New York Sues Coinbase and Gemini for $3.4 Billion Over Prediction Markets
NY Attorney General claims Coinbase and Gemini run illegal gambling operations. The CFTC responded by suing New York State three days later.
New York Attorney General Letitia James filed lawsuits against Coinbase and Gemini on April 21, 2026, seeking $3.4 billion in combined damages and claiming their prediction market platforms are unlicensed gambling operations. Three days later, the federal government fired back by suing New York State.
This isn't just another regulatory skirmish. It's a direct collision between state gambling authorities and federal financial regulators over who gets to define what prediction markets actually are.
What New York Is Claiming
The lawsuits, filed in Manhattan State Supreme Court, target both companies on similar grounds. New York seeks $1.2 billion from Coinbase and $2.2 billion from Gemini, arguing that their prediction market offerings:
- Constitute unlicensed gambling operations that never obtained approval from the New York State Gaming Commission
- Allow users aged 18 and older to trade prediction contracts, violating New York's 21-and-over gambling age requirement
- Evade the 51% tax on gross revenues that licensed casinos and mobile sportsbooks must pay
- Offer contracts on sports outcomes, entertainment events, and elections that are "event contracts disguised as legitimate financial instruments"

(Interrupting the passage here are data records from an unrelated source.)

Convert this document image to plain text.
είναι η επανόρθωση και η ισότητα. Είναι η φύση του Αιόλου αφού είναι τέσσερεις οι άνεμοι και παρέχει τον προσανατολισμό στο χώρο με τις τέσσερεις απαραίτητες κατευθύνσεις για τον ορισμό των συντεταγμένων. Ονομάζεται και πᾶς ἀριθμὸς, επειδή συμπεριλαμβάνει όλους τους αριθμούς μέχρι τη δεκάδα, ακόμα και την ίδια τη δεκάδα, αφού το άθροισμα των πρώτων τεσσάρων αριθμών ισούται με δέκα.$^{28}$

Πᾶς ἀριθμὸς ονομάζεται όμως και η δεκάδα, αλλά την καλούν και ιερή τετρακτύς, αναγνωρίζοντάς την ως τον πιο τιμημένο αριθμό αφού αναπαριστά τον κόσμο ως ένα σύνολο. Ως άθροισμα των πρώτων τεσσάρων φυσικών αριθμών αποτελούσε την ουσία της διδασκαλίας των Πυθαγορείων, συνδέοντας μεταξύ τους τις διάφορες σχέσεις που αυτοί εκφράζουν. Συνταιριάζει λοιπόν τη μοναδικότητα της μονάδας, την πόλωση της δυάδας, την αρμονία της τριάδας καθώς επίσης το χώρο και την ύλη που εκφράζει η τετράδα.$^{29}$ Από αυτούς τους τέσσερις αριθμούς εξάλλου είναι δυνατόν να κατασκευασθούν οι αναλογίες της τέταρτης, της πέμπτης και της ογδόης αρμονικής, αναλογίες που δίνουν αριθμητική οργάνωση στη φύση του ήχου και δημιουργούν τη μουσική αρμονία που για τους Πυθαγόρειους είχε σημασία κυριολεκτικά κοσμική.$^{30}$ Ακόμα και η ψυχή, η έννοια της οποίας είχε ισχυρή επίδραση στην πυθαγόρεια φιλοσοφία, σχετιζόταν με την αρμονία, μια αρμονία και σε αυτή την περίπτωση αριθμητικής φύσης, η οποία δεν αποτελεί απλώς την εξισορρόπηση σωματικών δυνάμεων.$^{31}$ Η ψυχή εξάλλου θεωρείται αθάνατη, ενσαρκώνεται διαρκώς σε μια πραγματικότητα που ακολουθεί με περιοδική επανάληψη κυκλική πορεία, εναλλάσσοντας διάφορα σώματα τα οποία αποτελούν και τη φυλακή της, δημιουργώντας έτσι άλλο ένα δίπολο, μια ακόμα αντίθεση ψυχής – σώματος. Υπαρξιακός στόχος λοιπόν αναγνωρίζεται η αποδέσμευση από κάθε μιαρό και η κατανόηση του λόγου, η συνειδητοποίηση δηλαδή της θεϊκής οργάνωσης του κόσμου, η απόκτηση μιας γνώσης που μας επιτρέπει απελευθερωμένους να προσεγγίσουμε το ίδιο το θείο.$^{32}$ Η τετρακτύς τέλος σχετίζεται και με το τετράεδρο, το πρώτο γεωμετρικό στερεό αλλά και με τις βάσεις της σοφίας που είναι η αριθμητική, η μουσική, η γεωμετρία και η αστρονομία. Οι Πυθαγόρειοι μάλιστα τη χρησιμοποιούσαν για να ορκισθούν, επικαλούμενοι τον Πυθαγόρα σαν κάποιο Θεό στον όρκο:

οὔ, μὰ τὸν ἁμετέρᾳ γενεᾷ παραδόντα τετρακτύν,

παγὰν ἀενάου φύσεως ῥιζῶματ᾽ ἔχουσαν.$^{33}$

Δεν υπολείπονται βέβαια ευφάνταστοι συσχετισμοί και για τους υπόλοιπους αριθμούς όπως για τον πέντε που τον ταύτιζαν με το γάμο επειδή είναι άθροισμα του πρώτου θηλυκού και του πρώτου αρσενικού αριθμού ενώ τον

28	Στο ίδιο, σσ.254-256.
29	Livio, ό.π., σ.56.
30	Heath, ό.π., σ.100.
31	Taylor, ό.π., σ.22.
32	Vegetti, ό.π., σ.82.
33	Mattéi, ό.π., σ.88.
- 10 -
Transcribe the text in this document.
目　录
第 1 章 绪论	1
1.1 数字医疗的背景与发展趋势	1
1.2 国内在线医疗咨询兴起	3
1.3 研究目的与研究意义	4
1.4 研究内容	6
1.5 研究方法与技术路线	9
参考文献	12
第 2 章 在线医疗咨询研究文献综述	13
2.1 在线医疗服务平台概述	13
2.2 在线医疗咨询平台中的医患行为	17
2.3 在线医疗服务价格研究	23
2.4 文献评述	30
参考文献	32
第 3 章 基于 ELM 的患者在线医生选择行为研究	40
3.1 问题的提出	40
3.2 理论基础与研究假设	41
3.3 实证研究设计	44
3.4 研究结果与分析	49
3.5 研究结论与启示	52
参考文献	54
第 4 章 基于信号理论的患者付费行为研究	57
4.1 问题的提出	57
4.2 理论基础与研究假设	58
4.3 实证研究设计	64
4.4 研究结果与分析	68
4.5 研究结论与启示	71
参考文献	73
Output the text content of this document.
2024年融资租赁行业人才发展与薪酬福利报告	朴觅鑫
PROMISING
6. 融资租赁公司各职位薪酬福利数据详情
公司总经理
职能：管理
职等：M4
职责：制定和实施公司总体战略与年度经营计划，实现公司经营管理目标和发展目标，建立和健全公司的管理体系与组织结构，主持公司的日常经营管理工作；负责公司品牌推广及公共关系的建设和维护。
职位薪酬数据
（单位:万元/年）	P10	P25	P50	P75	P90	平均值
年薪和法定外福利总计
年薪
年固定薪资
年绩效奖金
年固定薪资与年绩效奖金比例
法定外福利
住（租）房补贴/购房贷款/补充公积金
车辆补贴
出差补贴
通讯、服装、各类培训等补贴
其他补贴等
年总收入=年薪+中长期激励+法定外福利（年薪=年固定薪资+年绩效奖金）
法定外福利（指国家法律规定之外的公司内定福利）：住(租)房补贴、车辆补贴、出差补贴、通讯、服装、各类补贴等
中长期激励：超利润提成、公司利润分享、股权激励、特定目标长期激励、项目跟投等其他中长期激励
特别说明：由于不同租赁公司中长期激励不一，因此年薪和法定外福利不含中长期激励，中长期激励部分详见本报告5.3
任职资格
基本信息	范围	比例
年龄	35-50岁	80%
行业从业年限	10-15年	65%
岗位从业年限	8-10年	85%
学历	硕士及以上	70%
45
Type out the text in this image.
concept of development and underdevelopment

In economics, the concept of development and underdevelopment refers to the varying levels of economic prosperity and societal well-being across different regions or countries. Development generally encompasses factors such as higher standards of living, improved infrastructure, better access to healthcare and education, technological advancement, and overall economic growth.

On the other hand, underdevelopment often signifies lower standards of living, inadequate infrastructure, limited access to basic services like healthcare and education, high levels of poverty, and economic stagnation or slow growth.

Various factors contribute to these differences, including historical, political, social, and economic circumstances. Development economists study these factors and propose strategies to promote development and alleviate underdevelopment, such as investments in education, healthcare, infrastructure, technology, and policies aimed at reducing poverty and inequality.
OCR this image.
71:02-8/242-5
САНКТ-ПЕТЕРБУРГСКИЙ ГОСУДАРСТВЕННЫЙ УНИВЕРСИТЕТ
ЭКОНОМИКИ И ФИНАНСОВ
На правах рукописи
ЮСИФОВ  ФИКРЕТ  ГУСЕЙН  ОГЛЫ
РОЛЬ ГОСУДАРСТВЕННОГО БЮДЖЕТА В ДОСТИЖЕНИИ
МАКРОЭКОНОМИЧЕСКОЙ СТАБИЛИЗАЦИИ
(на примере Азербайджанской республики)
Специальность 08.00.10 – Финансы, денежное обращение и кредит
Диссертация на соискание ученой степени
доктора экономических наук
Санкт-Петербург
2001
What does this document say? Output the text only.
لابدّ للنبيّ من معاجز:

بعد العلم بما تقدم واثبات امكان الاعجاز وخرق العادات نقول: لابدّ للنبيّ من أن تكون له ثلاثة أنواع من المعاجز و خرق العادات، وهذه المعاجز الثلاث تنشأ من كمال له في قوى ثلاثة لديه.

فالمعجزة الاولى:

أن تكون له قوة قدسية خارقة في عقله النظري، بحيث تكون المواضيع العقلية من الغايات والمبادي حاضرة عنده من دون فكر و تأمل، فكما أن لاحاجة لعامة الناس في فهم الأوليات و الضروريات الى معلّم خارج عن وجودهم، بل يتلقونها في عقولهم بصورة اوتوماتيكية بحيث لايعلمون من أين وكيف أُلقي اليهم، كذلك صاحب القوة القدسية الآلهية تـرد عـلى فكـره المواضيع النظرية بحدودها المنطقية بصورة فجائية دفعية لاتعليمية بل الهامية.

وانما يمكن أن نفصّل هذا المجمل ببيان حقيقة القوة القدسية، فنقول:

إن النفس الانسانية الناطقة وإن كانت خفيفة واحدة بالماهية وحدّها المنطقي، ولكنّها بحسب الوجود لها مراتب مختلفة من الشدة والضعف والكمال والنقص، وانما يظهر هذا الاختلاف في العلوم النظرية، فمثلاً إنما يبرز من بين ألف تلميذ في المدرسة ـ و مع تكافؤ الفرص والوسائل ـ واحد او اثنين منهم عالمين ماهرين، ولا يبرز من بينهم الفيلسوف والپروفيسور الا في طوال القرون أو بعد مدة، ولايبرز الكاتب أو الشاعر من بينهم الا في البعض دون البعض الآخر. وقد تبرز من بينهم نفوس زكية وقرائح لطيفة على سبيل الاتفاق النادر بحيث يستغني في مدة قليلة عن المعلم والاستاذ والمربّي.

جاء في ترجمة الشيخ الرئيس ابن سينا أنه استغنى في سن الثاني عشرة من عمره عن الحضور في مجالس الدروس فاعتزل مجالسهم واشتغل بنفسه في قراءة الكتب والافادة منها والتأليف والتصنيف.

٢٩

Coinbase's stock dropped 6.1% to $198.65 following the announcement. Gemini fell 3.3% to $4.51.
The Federal Preemption Argument
Coinbase immediately removed the case to federal court, arguing that prediction markets are CFTC-regulated derivatives contracts and therefore fall under exclusive federal jurisdiction. This isn't a new strategy for the industry.
In October 2025, Kalshi (Coinbase's prediction market partner since January 2026) sued the New York State Gaming Commission using the same federal preemption argument. In December 2025, Coinbase itself sued Connecticut, Michigan, and Illinois on identical grounds.
The industry's position is straightforward: if the CFTC regulates these products as derivatives, states can't simultaneously classify them as gambling and impose their own rules.
The CFTC Enters the Fight
On April 24, 2026, the Commodity Futures Trading Commission did something unusual: it sued New York State directly, seeking a declaratory judgment that it has exclusive federal authority over prediction markets.
The CFTC has also taken similar legal action against Arizona, Connecticut, and Illinois to block state-level regulation of prediction markets. This represents a significant escalation, with the federal government actively defending its regulatory turf against state encroachment.
Why This Fight Matters for Bitcoin and Crypto
Prediction markets sit at an interesting intersection of crypto, finance, and gambling. The classification question has real consequences:
If states win: Prediction market operators would need to navigate a patchwork of state gambling licenses, age restrictions, and potentially crushing tax rates. The 51% gross revenue tax New York imposes on licensed gambling would fundamentally change the economics of these platforms.
If the feds win: Prediction markets operate under CFTC oversight with uniform national rules, similar to other derivatives products. States would be largely frozen out of regulation.
The outcome will also signal how regulators approach other novel crypto products that don't fit neatly into existing categories. When something can plausibly be called both a "derivatives contract" and a "wager," whoever wins the naming contest gets to write the rules.
What Happens Next
Coinbase's removal to federal court means a federal judge will first decide whether the case belongs there at all. If New York succeeds in sending it back to state court, that itself would be a significant defeat for the federal preemption argument.
The CFTC's counter-lawsuit against New York adds another layer. It's possible we'll see conflicting rulings from different courts before this gets resolved, potentially pushing the question toward higher courts.
For users of prediction markets in New York, the immediate practical impact is uncertain. Neither lawsuit includes an injunction halting operations, but the legal exposure for both companies is now substantial.
This much is clear: the question of what prediction markets are, legally speaking, won't be settled by press releases or blog posts. It's going to be decided in courtrooms, and the crypto industry is betting heavily that federal regulators will protect their jurisdiction.